Micheletti anuncia que deixará Governo temporariamente pelas eleições

Arquivo Geral

20/11/2009 0h00

O presidente golpista de Honduras, Roberto Micheletti, anunciou hoje que se ausentará do Governo do país entre os dias 25 de novembro e 2 de dezembro para permitir um período “de reflexão” aos hondurenhos por ocasião das eleições gerais marcadas para o próximo dia 29.

“Pretendo me ausentar do exercício das minhas funções públicas por um período que poderia iniciar em 25 de novembro e terminar dia 2 de dezembro, decisão que tomarei em consulta com os representantes dos diversos setores do país que acompanharam todo este processo”, disse Micheletti em mensagem à nação.

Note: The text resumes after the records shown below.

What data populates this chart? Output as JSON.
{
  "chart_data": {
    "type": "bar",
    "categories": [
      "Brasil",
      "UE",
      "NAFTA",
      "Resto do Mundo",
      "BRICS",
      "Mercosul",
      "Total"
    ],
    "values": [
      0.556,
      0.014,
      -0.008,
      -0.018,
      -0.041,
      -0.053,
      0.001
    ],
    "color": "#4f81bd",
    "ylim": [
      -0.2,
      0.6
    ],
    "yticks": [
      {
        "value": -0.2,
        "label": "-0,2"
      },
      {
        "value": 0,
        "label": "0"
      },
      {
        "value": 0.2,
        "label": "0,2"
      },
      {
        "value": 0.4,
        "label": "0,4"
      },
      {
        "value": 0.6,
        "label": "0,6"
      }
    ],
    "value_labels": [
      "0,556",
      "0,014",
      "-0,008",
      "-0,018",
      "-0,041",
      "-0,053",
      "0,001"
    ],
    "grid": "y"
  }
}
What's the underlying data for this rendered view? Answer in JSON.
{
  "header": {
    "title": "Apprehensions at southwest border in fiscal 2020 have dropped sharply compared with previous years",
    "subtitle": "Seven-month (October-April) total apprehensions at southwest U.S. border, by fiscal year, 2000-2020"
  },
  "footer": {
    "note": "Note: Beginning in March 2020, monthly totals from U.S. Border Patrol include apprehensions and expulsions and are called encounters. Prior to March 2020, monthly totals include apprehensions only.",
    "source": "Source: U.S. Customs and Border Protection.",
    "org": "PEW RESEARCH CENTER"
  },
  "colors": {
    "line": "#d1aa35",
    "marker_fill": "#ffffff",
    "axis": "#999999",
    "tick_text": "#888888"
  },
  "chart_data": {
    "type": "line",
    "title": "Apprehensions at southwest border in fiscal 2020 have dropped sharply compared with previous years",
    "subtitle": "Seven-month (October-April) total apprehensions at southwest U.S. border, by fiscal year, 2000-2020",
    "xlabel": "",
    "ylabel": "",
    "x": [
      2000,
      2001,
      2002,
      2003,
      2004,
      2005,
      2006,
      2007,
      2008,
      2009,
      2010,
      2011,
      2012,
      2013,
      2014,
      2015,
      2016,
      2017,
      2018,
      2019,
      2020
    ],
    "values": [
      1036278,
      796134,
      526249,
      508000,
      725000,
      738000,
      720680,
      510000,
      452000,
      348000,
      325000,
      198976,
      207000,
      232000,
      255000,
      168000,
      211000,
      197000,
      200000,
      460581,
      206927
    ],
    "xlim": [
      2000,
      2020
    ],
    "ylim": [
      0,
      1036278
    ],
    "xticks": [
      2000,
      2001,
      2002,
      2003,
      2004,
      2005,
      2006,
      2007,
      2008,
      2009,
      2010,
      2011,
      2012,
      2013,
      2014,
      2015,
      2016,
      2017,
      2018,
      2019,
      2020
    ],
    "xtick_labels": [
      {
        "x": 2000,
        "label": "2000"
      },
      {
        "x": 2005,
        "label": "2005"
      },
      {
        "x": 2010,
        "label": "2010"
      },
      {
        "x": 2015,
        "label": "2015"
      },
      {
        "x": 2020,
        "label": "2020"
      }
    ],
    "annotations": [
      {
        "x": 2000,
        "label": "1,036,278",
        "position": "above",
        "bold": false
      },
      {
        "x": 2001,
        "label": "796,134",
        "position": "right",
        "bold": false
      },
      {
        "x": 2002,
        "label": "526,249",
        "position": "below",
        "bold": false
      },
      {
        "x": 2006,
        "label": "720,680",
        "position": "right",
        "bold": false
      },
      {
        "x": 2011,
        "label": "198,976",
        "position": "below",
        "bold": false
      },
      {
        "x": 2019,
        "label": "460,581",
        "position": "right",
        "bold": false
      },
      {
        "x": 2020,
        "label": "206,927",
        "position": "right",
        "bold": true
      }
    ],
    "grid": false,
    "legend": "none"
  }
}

Micheletti não disse quem liderará o Executivo na sua ausência, mas ressaltou que de acordo à Constituição o “Governo operará de maneira normal”.

“Meu propósito, com esta medida, é que a atenção de todos os hondurenhos e hondurenhas esteja concentrada no processo eleitoral e não na crise política”, acrescentou em seu discurso, transmitido por rádio e televisão, em alusão à situação que vive o país pelo golpe de Estado de 28 de junho contra Manuel Zelaya.

Micheletti, designado pelo Parlamento para substituir a Zelaya, explicou que deixar o poder temporariamente porque “considera prudente abrir um espaço de reflexão para que os hondurenhos e hondurenhas ponderem a importância do voto e a responsabilidade de escolher” o próximo Governo.

Comentou que “esta decisão poderia ser mal interpretada intencionalmente por aqueles que com sua conduta errática e sua intenção de provocar discórdia dirão que é um sinal de fraqueza” de seu Governo, mas assegurou que “é o contrário”.

“Minha atuação deve ser interpretada como um sinal de fortaleza e confiança total e inquestionável na institucionalidade de nosso país, que fica demonstrada com fatos, com realidades e não com palavreado”, apontou.

Advertiu que voltará a assumir “imediatamente” o poder “se infelizmente ocorre algum transtorno da ordem e da segurança, que ameace a paz da nação e a tranquilidade do povo hondurenho”.

“E ditarei com vigor e com firmeza as medidas que sejam necessárias para garantir a ordem”, indicou.

“Também quero dar o exemplo e reiterar ao cidadão José Manuel Zelaya Rosales a obrigação que devemos honrar (…) encaminhada a guardar o mais profundo silêncio e respeito” à lei, disse.

A data anunciada por Micheletti para seu retorno, 2 de dezembro, é a mesma na qual o Parlamento debaterá se restitui ou não a Zelaya, decisão que tomará no marco do acordo assinado dia 30 de outubro por delegados de ambos lados.